Date & Time:
Dec 26, 2003 at 0601 LT
Captain / Total hours on type:
Aircraft flight hours:
The pilot was ferrying the aircraft from Hamilton, New Zealand to Davis, California, via Pago Pago, American Samoa; Christmas Island, Kiribati; and Hilo, Hawaii. On the final leg, following a position report 858 nm from San Francisco, he reported a problem with his fuel system, indicating a probable ditching. Under the observation of a US Coast Guard HC-130 crew, the pilot ditched the aircraft at 1701 UTC, 341 nm from San Francisco, the aircraft nosing over on to its back as it touched down. The pilot did not emerge as expected and was later found by rescue swimmers, deceased, still in the cockpit. His body could not be recovered and was lost with the aircraft.
The following findings were reported:
- The pilot was appropriately licensed, rated and experienced for the series of flights undertaken.
- The aeroplane had a valid airworthiness certificate and had been released to service.
- There was nothing (other than the item in 3.5) to suggest that the aeroplane was operating abnormally on the final flight.
- The aeroplane was being operated at 14 000 feet pressure altitude without supplementary oxygen as required by CAR 91.209 and 91.533.
- The left front fuel filler orifice was observed to be leaking fuel before departure.

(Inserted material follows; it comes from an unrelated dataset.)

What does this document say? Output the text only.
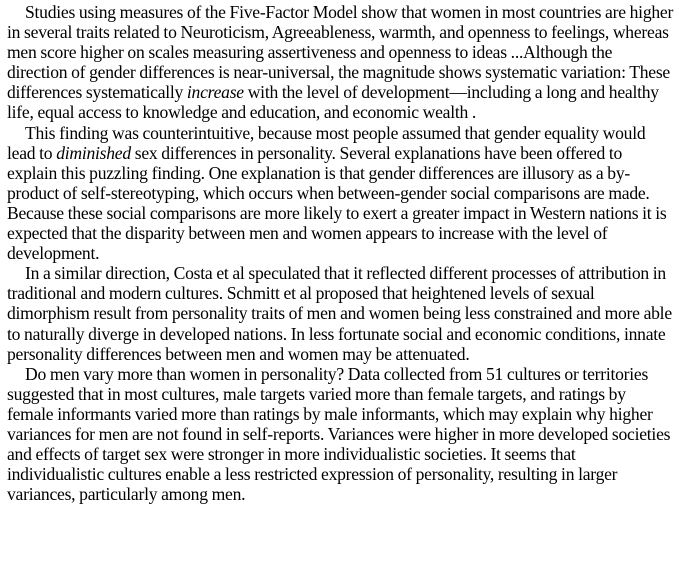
Studies using measures of the Five-Factor Model show that women in most countries are higher in several traits related to Neuroticism, Agreeableness, warmth, and openness to feelings, whereas men score higher on scales measuring assertiveness and openness to ideas ...Although the direction of gender differences is near-universal, the magnitude shows systematic variation: These differences systematically increase with the level of development—including a long and healthy life, equal access to knowledge and education, and economic wealth .

This finding was counterintuitive, because most people assumed that gender equality would lead to diminished sex differences in personality. Several explanations have been offered to explain this puzzling finding. One explanation is that gender differences are illusory as a by-product of self-stereotyping, which occurs when between-gender social comparisons are made. Because these social comparisons are more likely to exert a greater impact in Western nations it is expected that the disparity between men and women appears to increase with the level of development.

In a similar direction, Costa et al speculated that it reflected different processes of attribution in traditional and modern cultures. Schmitt et al proposed that heightened levels of sexual dimorphism result from personality traits of men and women being less constrained and more able to naturally diverge in developed nations. In less fortunate social and economic conditions, innate personality differences between men and women may be attenuated.

Do men vary more than women in personality? Data collected from 51 cultures or territories suggested that in most cultures, male targets varied more than female targets, and ratings by female informants varied more than ratings by male informants, which may explain why higher variances for men are not found in self-reports. Variances were higher in more developed societies and effects of target sex were stronger in more individualistic societies. It seems that individualistic cultures enable a less restricted expression of personality, resulting in larger variances, particularly among men.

- There was no attempt made to further investigate or correct this fuel leak and the pilot stated that it would stop once he departed.
- On most other aircraft this would be true, once the fuel level dropped away from the filler orifice and was no longer affected by aerodynamic suction.
- On the 750XL, the fuel system design was such that the front tanks were continuously topped up.
- The fuel loss would continue until all fuel in the rear tanks and the ferry system was consumed.
- The front fuel caps are thus critical items to be checked before flight.
- The fuel quantity uplifted at Hilo indicated that the problem had existed on the previous leg with a loss rate of up to 125 litres (33.2 US gallons) per hour.
- A comparison of the uplift figure with the expected consumption on the previous leg should have provided sufficient warning to the pilot that a problem existed.
- The existence of the problem could have been detected on the final flight by the shortened top-up intervals and by comparing fuel used by the engine with fuel remaining.
- Cumulative delays, especially including the longer than normal final refuelling time, probably influenced the pilot’s decision to depart without further checking the reason for the fuel leak or the apparent discrepancy between fuel figures.
- Cumulative fatigue, circadian rhythm and hypoxia were probably significant factors in the pilot’s failure to detect the fuel problem in flight, in time to make a safe return.
- By the time the pilot announced that he had a fuel problem, the only course of action open to him was ditching the aeroplane.
- The search and rescue facilities were activated appropriately, and had the potential to effect a successful rescue.
- The water entry impact on ditching was reasonably severe and probably incapacitated the pilot before he could vacate the cockpit.